Ils franchirent en trombe les quelques kilomètres qui les séparaient du phare des Enchaînés. Delpech se gara au plus près, presque sur la digue.

— Construit en 1834, commenta le père Duval. Haut de cinquante-trois mètres. Pas le plus haut de France, loin de là. Mais tout de même… Il est à peu près de la hauteur du phare de Goury à la pointe de la Hague ou du phare de Granville sur la pointe du Roc.

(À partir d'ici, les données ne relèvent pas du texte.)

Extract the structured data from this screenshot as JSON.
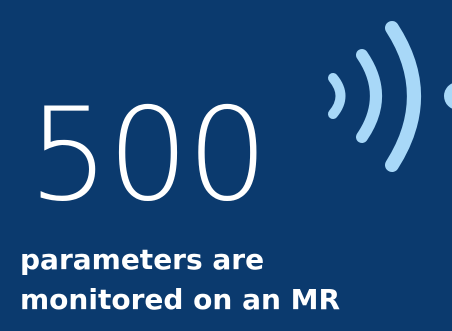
{
  "stat": {
    "number": "500",
    "caption_line1": "parameters are",
    "caption_line2": "monitored on an MR"
  },
  "icon": {
    "name": "wireless-signal-icon",
    "color": "#a8d8f8"
  },
  "colors": {
    "background": "#0b3a6e",
    "text": "#ffffff"
  }
}
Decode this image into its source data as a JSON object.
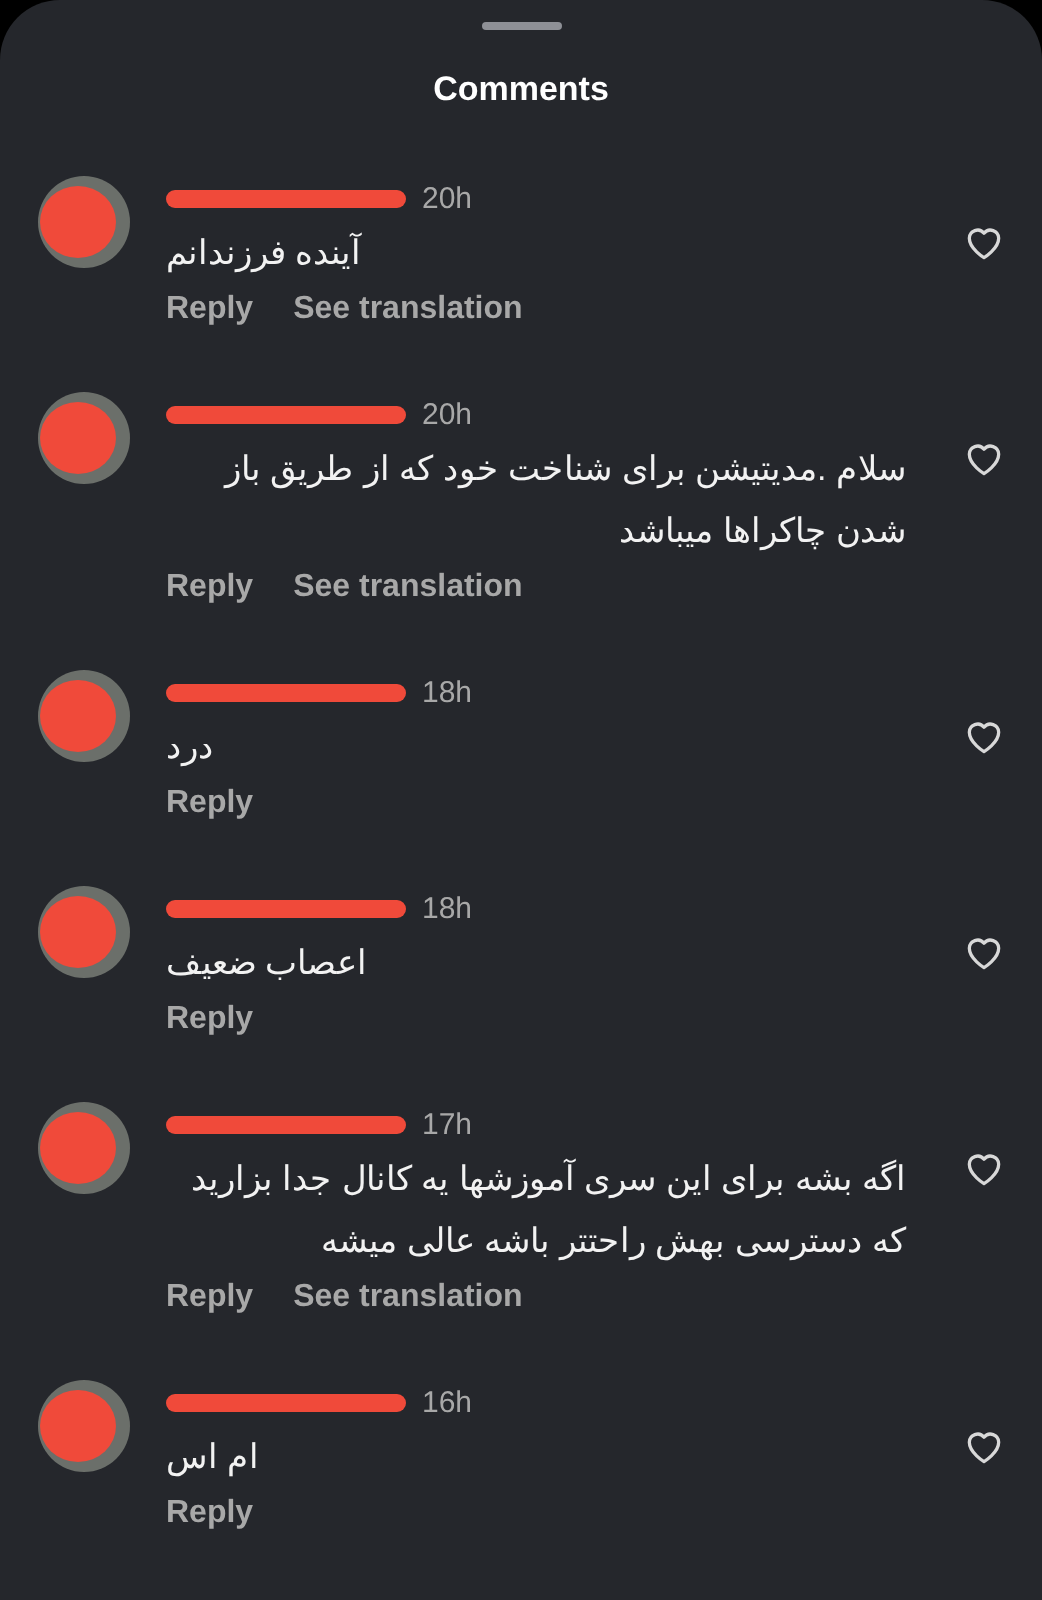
{
  "sheet": {
    "title": "Comments"
  },
  "comments": [
    {
      "time": "20h",
      "text": "آینده فرزندانم",
      "reply_label": "Reply",
      "translate_label": "See translation",
      "liked": false
    },
    {
      "time": "20h",
      "text": "سلام .مدیتیشن برای شناخت خود که از طریق باز شدن چاکراها میباشد",
      "reply_label": "Reply",
      "translate_label": "See translation",
      "liked": false
    },
    {
      "time": "18h",
      "text": "درد",
      "reply_label": "Reply",
      "liked": false
    },
    {
      "time": "18h",
      "text": "اعصاب ضعیف",
      "reply_label": "Reply",
      "liked": false
    },
    {
      "time": "17h",
      "text": "اگه بشه برای این سری آموزشها یه کانال جدا بزارید که دسترسی بهش راحتتر باشه عالی میشه",
      "reply_label": "Reply",
      "translate_label": "See translation",
      "liked": false
    },
    {
      "time": "16h",
      "text": "ام اس",
      "reply_label": "Reply",
      "liked": false
    }
  ]
}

Ils marchèrent une vingtaine de mètres. L’édifice était entièrement éclairé. On accédait au phare par un petit sentier recouvert de gravier. En s’approchant, ils découvrirent l’imposante colonne hexagonale de pierres grises, presque sans aspérités. De bas en haut du phare, une dizaine de lucarnes rondes, jaune pâle, pouvaient figurer les boutonnières impeccablement alignées d’un immense uniforme.

Delpech tâtonna un peu avec ses clés. Enfin, la porte s’ouvrit.

— Deux cent vingt-trois marches, indiqua le père Duval.

— Passez devant, mademoiselle, proposa galamment Armand à Clara.

Autant joindre l’utile à l’agréable.